R represents the reward the client receives if he is acquitted at trial. P represents the punishment the client receives if he is convicted of DWI. C represents the conviction for the reduced charge and D represents the dismissal of the DWI.

If the client accepts the deal he has a conviction on his record, but not for DWI. If the client rejects the deal the case goes to trial where the client could be acquitted or convicted. The best possible outcome for the client is to reject the state's offer, go to trial and get a not guilty verdict. But, if he chooses that path he could also get hit with a second DWI conviction (not a good thing since another DWI arrest would result in a felony charge).

The question comes down to how a rational person would evaluate the trade-off of a conviction for the reduced charge versus the weakness of the state's proof of operating. What is the risk of going to trial and being convicted of DWI? Is the loss associated with that outcome greater than the loss associated with pleading to the reduced charge?

In order to answer that question, you must assign a value to the benefit of acquittal and a negative value for the punishment of a conviction on the DWI. We would then have to assign a value to the dismissal of the DWI as well as to the conviction of a reduced offense. After assigning values we must then assign a percentage to represent the chances of an acquittal versus a conviction.

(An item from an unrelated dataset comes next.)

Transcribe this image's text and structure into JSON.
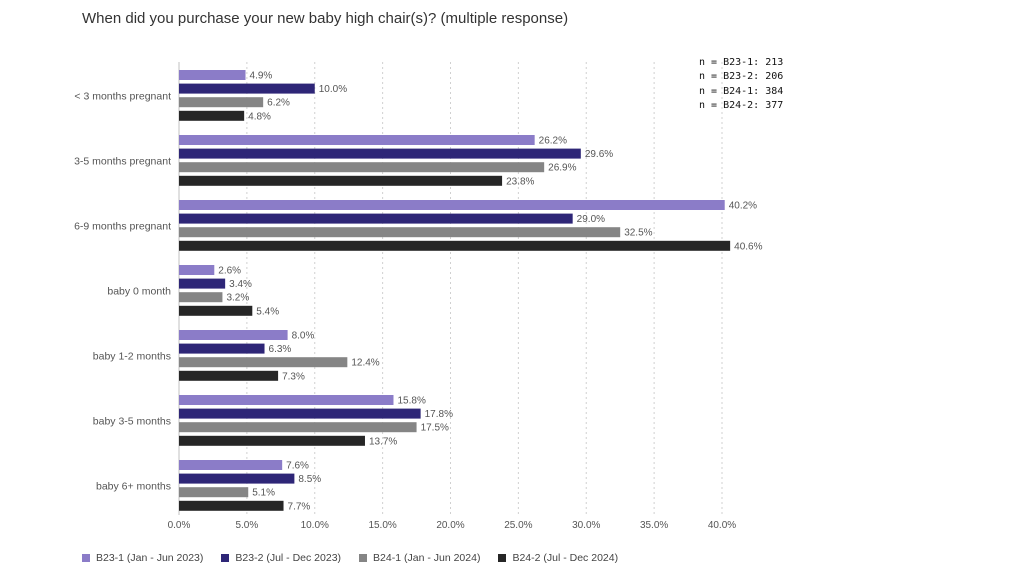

If we were to assign a value of 10 for the benefit of an acquittal, a -10 for the cost of a conviction, a 5 for the benefit of a dismissal and a -5 for the cost of a conviction for the reduced charge, and a 50% chance of conviction at trial, we come up with the following:

	Accept	Reject
Client	(5 - 5)	.5 (10)
Prosecutor	(-5 + 5)	.5 (-10)

As can be seen, if the client accepts the offer, the benefit of dismissal and cost of conviction cancel each other out while there is a greater swing in values if he declines the offer. The rational client, therefore, would be best served by accepting the prosecutor's offer. Of course as the chance of acquittal rises, it will, at some point, tip the scale in favor of rejecting the offer and trying the case.